Abordant la question des grèves dans le secteur de la santé,  le ministre a expliqué largement les raisons et la nécessité de la mise en place du groupe de travail pour le secteur de la santé par le Premier ministre. Selon ses explications, il sera question pour les membres de ce groupe de se départir de leur appartenance pour travailler dans une collégialité et dans un esprit d’intérêt général en ayant en tête la qualité du système sanitaire afin de fournir de meilleures prestations médicales pour améliorer l’état de santé des populations togolaises.
Débutés le 5 avril dernier, Gilbert Bawara (Photo) fait savoir qu’un certain nombre d’avancée et de progrès sont déjà enregistrés sur plusieurs points de la plateforme revendication du Syndicat National des Praticiens Hospitaliers du Togo (SYNPHOT) à l'issue des travaux. Il a ensuite indiqué que la mise en place du groupe de travail permettra de donner une visibilité et lisibilité des actions du gouvernement qui reste ouvert au dialogue et à la concertation.
"Il y a des acquis et des avancées qui ont été enregistrés mais nous allons amplifier le travail pour l’ensemble des préoccupations puissent être examiné", a-t-il souligné.

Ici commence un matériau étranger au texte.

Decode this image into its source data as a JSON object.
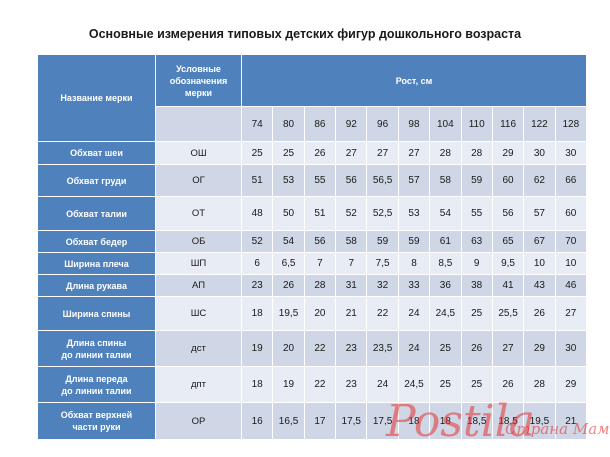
{
  "title": "Основные измерения типовых детских фигур дошкольного возраста",
  "header": {
    "name_col": "Название мерки",
    "code_col_lines": [
      "Условные",
      "обозначения",
      "мерки"
    ],
    "height_col": "Рост, см"
  },
  "heights": [
    "74",
    "80",
    "86",
    "92",
    "96",
    "98",
    "104",
    "110",
    "116",
    "122",
    "128"
  ],
  "rows": [
    {
      "name": [
        "Обхват шеи"
      ],
      "code": "ОШ",
      "values": [
        "25",
        "25",
        "26",
        "27",
        "27",
        "27",
        "28",
        "28",
        "29",
        "30",
        "30"
      ]
    },
    {
      "name": [
        "Обхват груди"
      ],
      "code": "ОГ",
      "values": [
        "51",
        "53",
        "55",
        "56",
        "56,5",
        "57",
        "58",
        "59",
        "60",
        "62",
        "66"
      ]
    },
    {
      "name": [
        "Обхват талии"
      ],
      "code": "ОТ",
      "values": [
        "48",
        "50",
        "51",
        "52",
        "52,5",
        "53",
        "54",
        "55",
        "56",
        "57",
        "60"
      ]
    },
    {
      "name": [
        "Обхват бедер"
      ],
      "code": "ОБ",
      "values": [
        "52",
        "54",
        "56",
        "58",
        "59",
        "59",
        "61",
        "63",
        "65",
        "67",
        "70"
      ]
    },
    {
      "name": [
        "Ширина плеча"
      ],
      "code": "ШП",
      "values": [
        "6",
        "6,5",
        "7",
        "7",
        "7,5",
        "8",
        "8,5",
        "9",
        "9,5",
        "10",
        "10"
      ]
    },
    {
      "name": [
        "Длина рукава"
      ],
      "code": "АП",
      "values": [
        "23",
        "26",
        "28",
        "31",
        "32",
        "33",
        "36",
        "38",
        "41",
        "43",
        "46"
      ]
    },
    {
      "name": [
        "Ширина спины"
      ],
      "code": "ШС",
      "values": [
        "18",
        "19,5",
        "20",
        "21",
        "22",
        "24",
        "24,5",
        "25",
        "25,5",
        "26",
        "27"
      ]
    },
    {
      "name": [
        "Длина спины",
        "до линии талии"
      ],
      "code": "дст",
      "values": [
        "19",
        "20",
        "22",
        "23",
        "23,5",
        "24",
        "25",
        "26",
        "27",
        "29",
        "30"
      ]
    },
    {
      "name": [
        "Длина переда",
        "до линии талии"
      ],
      "code": "дпт",
      "values": [
        "18",
        "19",
        "22",
        "23",
        "24",
        "24,5",
        "25",
        "25",
        "26",
        "28",
        "29"
      ]
    },
    {
      "name": [
        "Обхват верхней",
        "части руки"
      ],
      "code": "ОР",
      "values": [
        "16",
        "16,5",
        "17",
        "17,5",
        "17,5",
        "18",
        "18",
        "18,5",
        "18,5",
        "19,5",
        "21"
      ]
    }
  ],
  "watermark": {
    "main": "Postila",
    "sub": "Страна Мам"
  }
}
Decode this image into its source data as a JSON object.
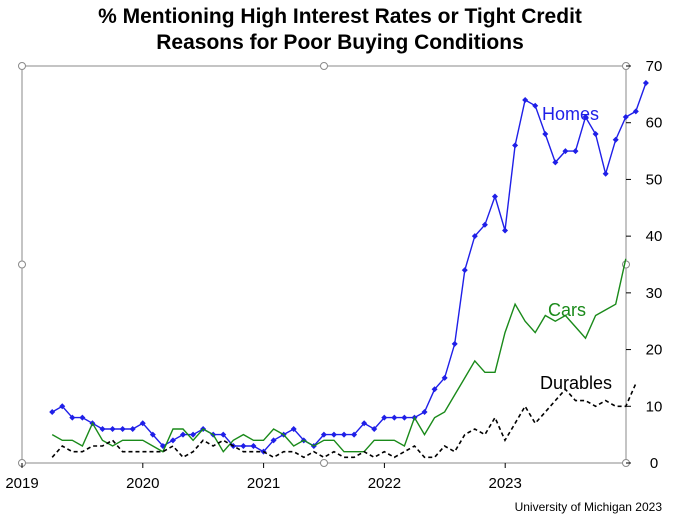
{
  "chart_data": {
    "type": "line",
    "title_lines": [
      "% Mentioning High Interest Rates or Tight Credit",
      "Reasons for Poor Buying Conditions"
    ],
    "x_tick_labels": [
      "2019",
      "2020",
      "2021",
      "2022",
      "2023"
    ],
    "y_tick_labels": [
      "0",
      "10",
      "20",
      "30",
      "40",
      "50",
      "60",
      "70"
    ],
    "xlim": [
      2019.0,
      2024.0
    ],
    "ylim": [
      0,
      70
    ],
    "grid": false,
    "y_axis_side": "right",
    "series": [
      {
        "name": "Homes",
        "color": "#1f1fe8",
        "style": "solid",
        "markers": "diamond",
        "x_start": 2019.25,
        "x_step": 0.0833,
        "values": [
          9,
          10,
          8,
          8,
          7,
          6,
          6,
          6,
          6,
          7,
          5,
          3,
          4,
          5,
          5,
          6,
          5,
          5,
          3,
          3,
          3,
          2,
          4,
          5,
          6,
          4,
          3,
          5,
          5,
          5,
          5,
          7,
          6,
          8,
          8,
          8,
          8,
          9,
          13,
          15,
          21,
          34,
          40,
          42,
          47,
          41,
          56,
          64,
          63,
          58,
          53,
          55,
          55,
          61,
          58,
          51,
          57,
          61,
          62,
          67
        ]
      },
      {
        "name": "Cars",
        "color": "#1a8a1a",
        "style": "solid",
        "markers": "none",
        "x_start": 2019.25,
        "x_step": 0.0833,
        "values": [
          5,
          4,
          4,
          3,
          7,
          4,
          3,
          4,
          4,
          4,
          3,
          2,
          6,
          6,
          4,
          6,
          5,
          2,
          4,
          5,
          4,
          4,
          6,
          5,
          3,
          4,
          3,
          4,
          4,
          2,
          2,
          2,
          4,
          4,
          4,
          3,
          8,
          5,
          8,
          9,
          12,
          15,
          18,
          16,
          16,
          23,
          28,
          25,
          23,
          26,
          25,
          26,
          24,
          22,
          26,
          27,
          28,
          36
        ]
      },
      {
        "name": "Durables",
        "color": "#000000",
        "style": "dashed",
        "markers": "none",
        "x_start": 2019.25,
        "x_step": 0.0833,
        "values": [
          1,
          3,
          2,
          2,
          3,
          3,
          4,
          2,
          2,
          2,
          2,
          2,
          3,
          1,
          2,
          4,
          3,
          4,
          3,
          2,
          2,
          2,
          1,
          2,
          2,
          1,
          2,
          1,
          2,
          1,
          1,
          2,
          1,
          2,
          1,
          2,
          3,
          1,
          1,
          3,
          2,
          5,
          6,
          5,
          8,
          4,
          7,
          10,
          7,
          9,
          11,
          13,
          11,
          11,
          10,
          11,
          10,
          10,
          14
        ]
      }
    ],
    "series_labels": [
      "Homes",
      "Cars",
      "Durables"
    ]
  },
  "source": "University of Michigan 2023"
}
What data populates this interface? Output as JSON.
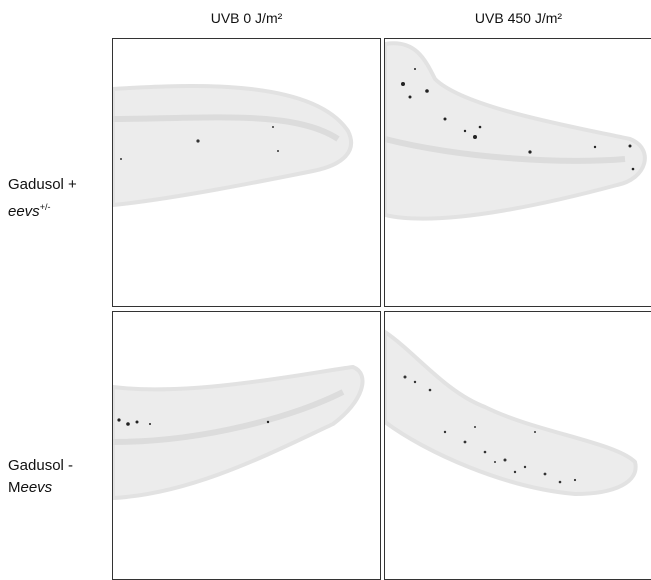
{
  "columns": [
    "UVB 0 J/m²",
    "UVB 450 J/m²"
  ],
  "rows": [
    {
      "line1": "Gadusol +",
      "line2": "eevs",
      "line2_sup": "+/-"
    },
    {
      "line1": "Gadusol -",
      "line2_prefix": "M",
      "line2": "eevs"
    }
  ]
}
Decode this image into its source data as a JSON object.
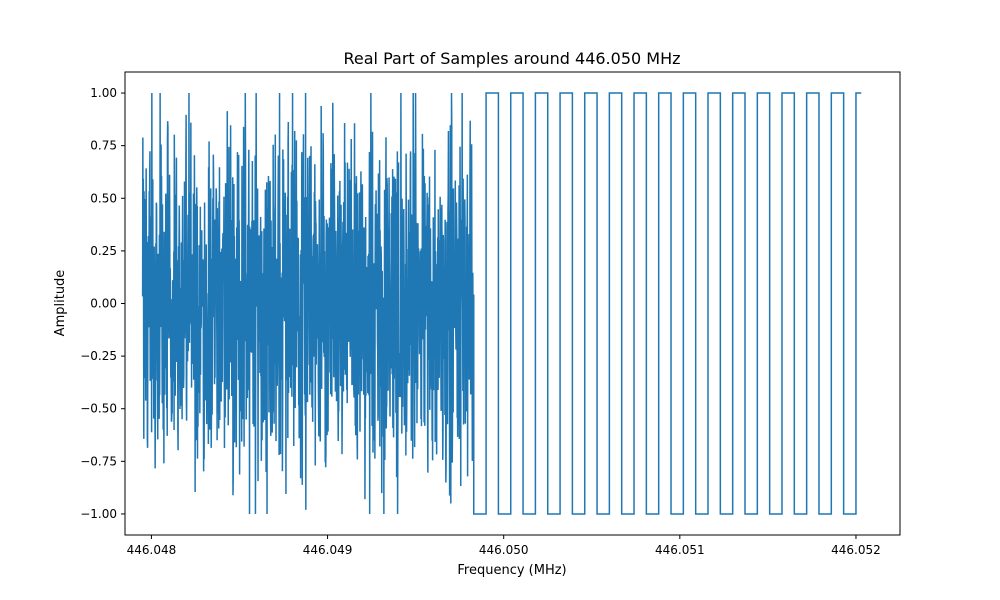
{
  "chart_data": {
    "type": "line",
    "title": "Real Part of Samples around 446.050 MHz",
    "xlabel": "Frequency (MHz)",
    "ylabel": "Amplitude",
    "xlim": [
      446.04785,
      446.05225
    ],
    "ylim": [
      -1.1,
      1.1
    ],
    "xticks": [
      446.048,
      446.049,
      446.05,
      446.051,
      446.052
    ],
    "xtick_labels": [
      "446.048",
      "446.049",
      "446.050",
      "446.051",
      "446.052"
    ],
    "yticks": [
      -1.0,
      -0.75,
      -0.5,
      -0.25,
      0.0,
      0.25,
      0.5,
      0.75,
      1.0
    ],
    "ytick_labels": [
      "−1.00",
      "−0.75",
      "−0.50",
      "−0.25",
      "0.00",
      "0.25",
      "0.50",
      "0.75",
      "1.00"
    ],
    "grid": false,
    "series_color": "#1f77b4",
    "noise_region": {
      "x_start": 446.04795,
      "x_end": 446.04983,
      "y_min": -1.0,
      "y_max": 1.0
    },
    "square_wave": {
      "y_high": 1.0,
      "y_low": -1.0,
      "segments": [
        {
          "x0": 446.04983,
          "x1": 446.0499,
          "y": -1.0
        },
        {
          "x0": 446.0499,
          "x1": 446.04997,
          "y": 1.0
        },
        {
          "x0": 446.04997,
          "x1": 446.05004,
          "y": -1.0
        },
        {
          "x0": 446.05004,
          "x1": 446.05011,
          "y": 1.0
        },
        {
          "x0": 446.05011,
          "x1": 446.05018,
          "y": -1.0
        },
        {
          "x0": 446.05018,
          "x1": 446.05025,
          "y": 1.0
        },
        {
          "x0": 446.05025,
          "x1": 446.05032,
          "y": -1.0
        },
        {
          "x0": 446.05032,
          "x1": 446.05039,
          "y": 1.0
        },
        {
          "x0": 446.05039,
          "x1": 446.05046,
          "y": -1.0
        },
        {
          "x0": 446.05046,
          "x1": 446.05053,
          "y": 1.0
        },
        {
          "x0": 446.05053,
          "x1": 446.0506,
          "y": -1.0
        },
        {
          "x0": 446.0506,
          "x1": 446.05067,
          "y": 1.0
        },
        {
          "x0": 446.05067,
          "x1": 446.05074,
          "y": -1.0
        },
        {
          "x0": 446.05074,
          "x1": 446.05081,
          "y": 1.0
        },
        {
          "x0": 446.05081,
          "x1": 446.05088,
          "y": -1.0
        },
        {
          "x0": 446.05088,
          "x1": 446.05095,
          "y": 1.0
        },
        {
          "x0": 446.05095,
          "x1": 446.05102,
          "y": -1.0
        },
        {
          "x0": 446.05102,
          "x1": 446.05109,
          "y": 1.0
        },
        {
          "x0": 446.05109,
          "x1": 446.05116,
          "y": -1.0
        },
        {
          "x0": 446.05116,
          "x1": 446.05123,
          "y": 1.0
        },
        {
          "x0": 446.05123,
          "x1": 446.0513,
          "y": -1.0
        },
        {
          "x0": 446.0513,
          "x1": 446.05137,
          "y": 1.0
        },
        {
          "x0": 446.05137,
          "x1": 446.05144,
          "y": -1.0
        },
        {
          "x0": 446.05144,
          "x1": 446.05151,
          "y": 1.0
        },
        {
          "x0": 446.05151,
          "x1": 446.05158,
          "y": -1.0
        },
        {
          "x0": 446.05158,
          "x1": 446.05165,
          "y": 1.0
        },
        {
          "x0": 446.05165,
          "x1": 446.05172,
          "y": -1.0
        },
        {
          "x0": 446.05172,
          "x1": 446.05179,
          "y": 1.0
        },
        {
          "x0": 446.05179,
          "x1": 446.05186,
          "y": -1.0
        },
        {
          "x0": 446.05186,
          "x1": 446.05193,
          "y": 1.0
        },
        {
          "x0": 446.05193,
          "x1": 446.052,
          "y": -1.0
        },
        {
          "x0": 446.052,
          "x1": 446.05203,
          "y": 1.0
        }
      ]
    }
  }
}
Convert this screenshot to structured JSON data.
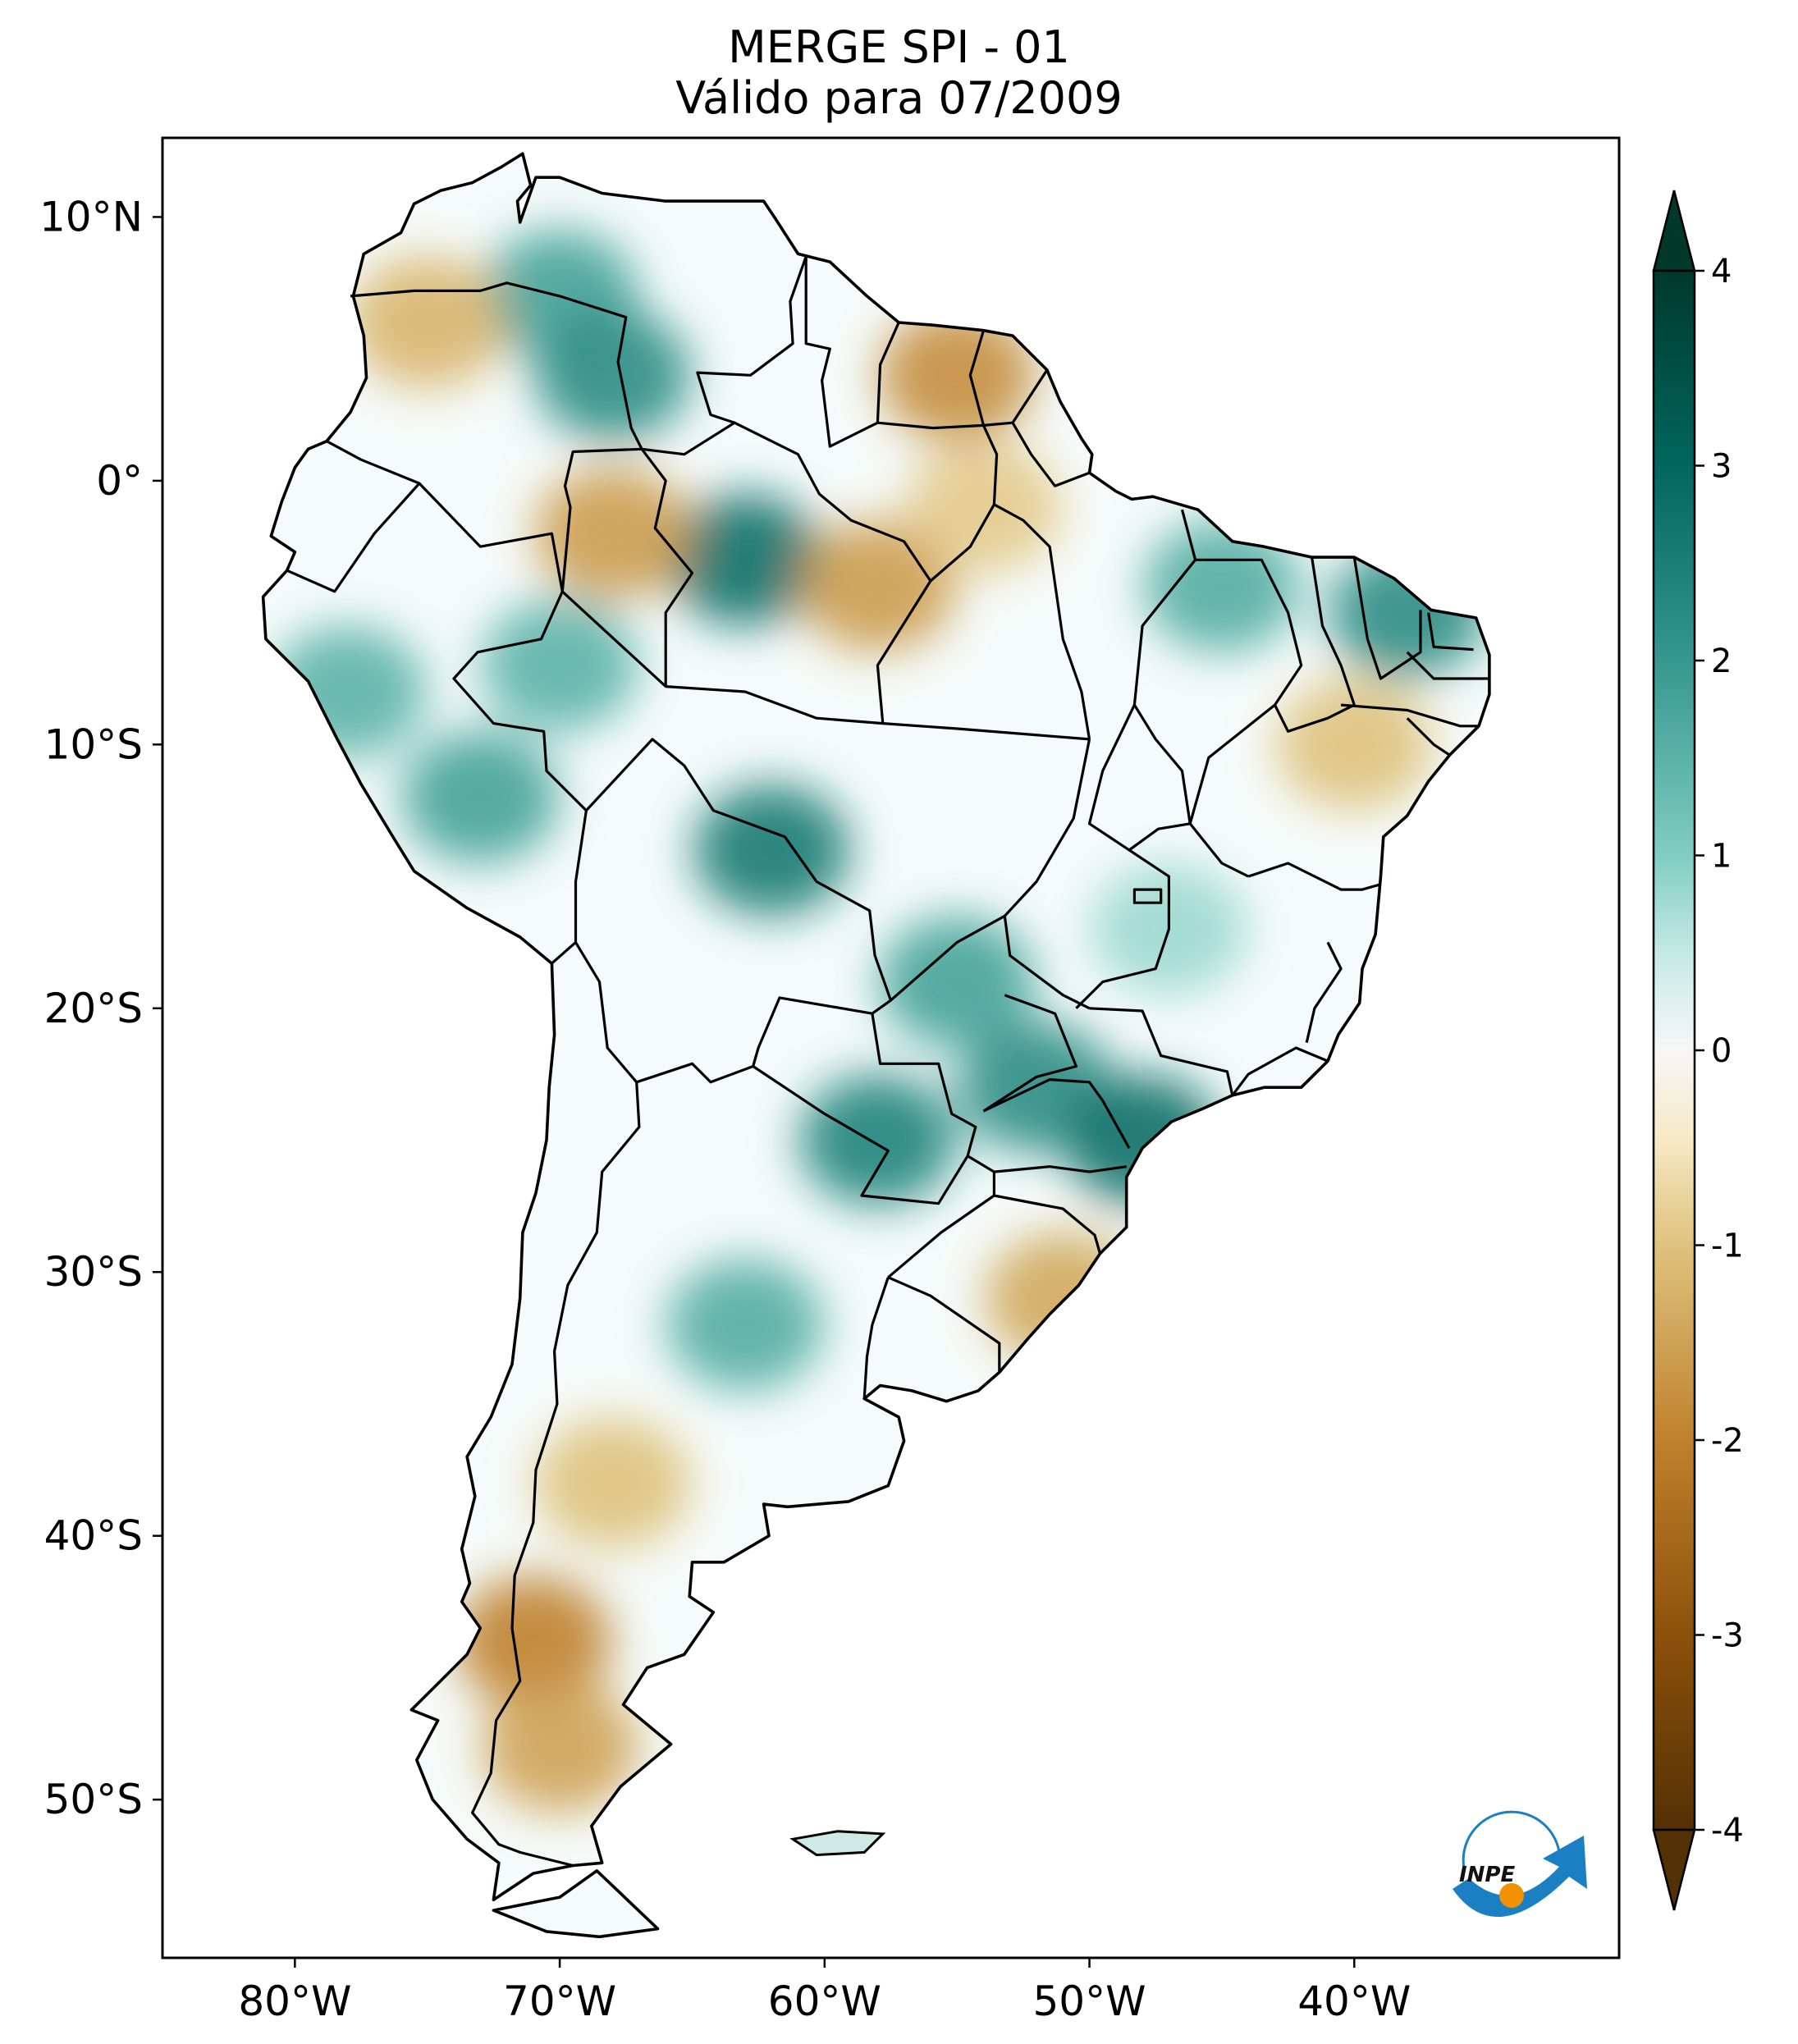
{
  "title": {
    "line1": "MERGE   SPI - 01",
    "line2": "Válido para 07/2009"
  },
  "map": {
    "region": "South America",
    "lon_range": [
      -85,
      -30
    ],
    "lat_range": [
      -56,
      13
    ],
    "lon_ticks": [
      "80°W",
      "70°W",
      "60°W",
      "50°W",
      "40°W"
    ],
    "lat_ticks": [
      "10°N",
      "0°",
      "10°S",
      "20°S",
      "30°S",
      "40°S",
      "50°S"
    ]
  },
  "colorbar": {
    "ticks": [
      "4",
      "3",
      "2",
      "1",
      "0",
      "-1",
      "-2",
      "-3",
      "-4"
    ],
    "range": [
      -4,
      4
    ],
    "extend": "both",
    "colors": {
      "max": "#00392a",
      "high": "#2a9c8c",
      "mid_high": "#bfe6df",
      "zero": "#ffffff",
      "mid_low": "#efddb0",
      "low": "#b97a2a",
      "min": "#4a2905"
    }
  },
  "logo": {
    "text": "INPE",
    "colors": {
      "arrow": "#1b7fc4",
      "dot": "#f39200"
    }
  },
  "anomalies": [
    {
      "lon": -70,
      "lat": 7,
      "value": 1.8
    },
    {
      "lon": -75,
      "lat": 6,
      "value": -1.2
    },
    {
      "lon": -68,
      "lat": 4,
      "value": 2.2
    },
    {
      "lon": -63,
      "lat": -3,
      "value": 2.8
    },
    {
      "lon": -68,
      "lat": -2,
      "value": -1.6
    },
    {
      "lon": -58,
      "lat": -4,
      "value": -1.6
    },
    {
      "lon": -55,
      "lat": 4,
      "value": -1.8
    },
    {
      "lon": -54,
      "lat": -1,
      "value": -0.9
    },
    {
      "lon": -70,
      "lat": -7,
      "value": 1.5
    },
    {
      "lon": -73,
      "lat": -12,
      "value": 1.8
    },
    {
      "lon": -62,
      "lat": -14,
      "value": 2.6
    },
    {
      "lon": -55,
      "lat": -19,
      "value": 1.8
    },
    {
      "lon": -52,
      "lat": -23,
      "value": 2.2
    },
    {
      "lon": -48,
      "lat": -25,
      "value": 2.8
    },
    {
      "lon": -58,
      "lat": -25,
      "value": 2.4
    },
    {
      "lon": -63,
      "lat": -32,
      "value": 1.6
    },
    {
      "lon": -51,
      "lat": -31,
      "value": -1.4
    },
    {
      "lon": -38,
      "lat": -5,
      "value": 2.2
    },
    {
      "lon": -45,
      "lat": -4,
      "value": 1.6
    },
    {
      "lon": -71,
      "lat": -44,
      "value": -2.0
    },
    {
      "lon": -70,
      "lat": -48,
      "value": -1.5
    },
    {
      "lon": -68,
      "lat": -38,
      "value": -1.0
    },
    {
      "lon": -78,
      "lat": -8,
      "value": 1.5
    },
    {
      "lon": -40,
      "lat": -10,
      "value": -1.0
    },
    {
      "lon": -47,
      "lat": -17,
      "value": 0.8
    }
  ]
}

"Nous comprenons un certain nombre de préoccupations mais il faut aussi que le personnel de la santé comprenne la complexité et l’immensité de l’effort en termes de moyens et de ressources qui sont requis", a-t-il poursuivi en invitant le Synphot à suspendre ses mouvements de grève pendant que les discussions se poursuivent.
Pour ce qui est de la crise dans le secteur de l'éducation, le ministre Bawara a indiqué que  toutes les préoccupations ont trouvé leurs solutions depuis janvier 2017 qu’il s’agisse de la question des enseignants auxiliaires, du statut particulier des enseignants, des mutations ou affections dites punitives ainsi que celle des primes.
"Ce qui fait que nous aurions aimé et souhaité que les activités pédagogiques et scolaires connaissent un meilleur déroulement. Qu’il y a la sérénité, le calme et la tranquillité. Mais malheureusement, nous constatons que les élèves auront été les victimes expiatoires de nos comportements, notamment de l’attitude des organisations syndicales. Que les programmes et les acquis ne sont pas obtenus ; ce qui fait que nous risquons d’avoir un système éducatif au rabais", a déploré Gilbert Bawara.
A ce sujet également, le ministre a annoncé la reprise des discussions avec les syndicats pour qu’un accord soit signé pour permettre aux enfants d’avoir l’éducation à laquelle ils ont droit.
S'agissant des mouvements de grève enregistrés dans son département, le ministre de la fonction publique, du travail et de réforme administrative a informé que des actions sont en cours pour satisfaire certaines des revendications. Il a d’ores-et-déjà annoncé la réhabilitation des locaux et des équipements dudit ministère. 
Rappelons qu'en attendant l'aboutissement des négociations, les mots d'ordre de grève se multiplient dans les secteurs de la santé et de l'éducation.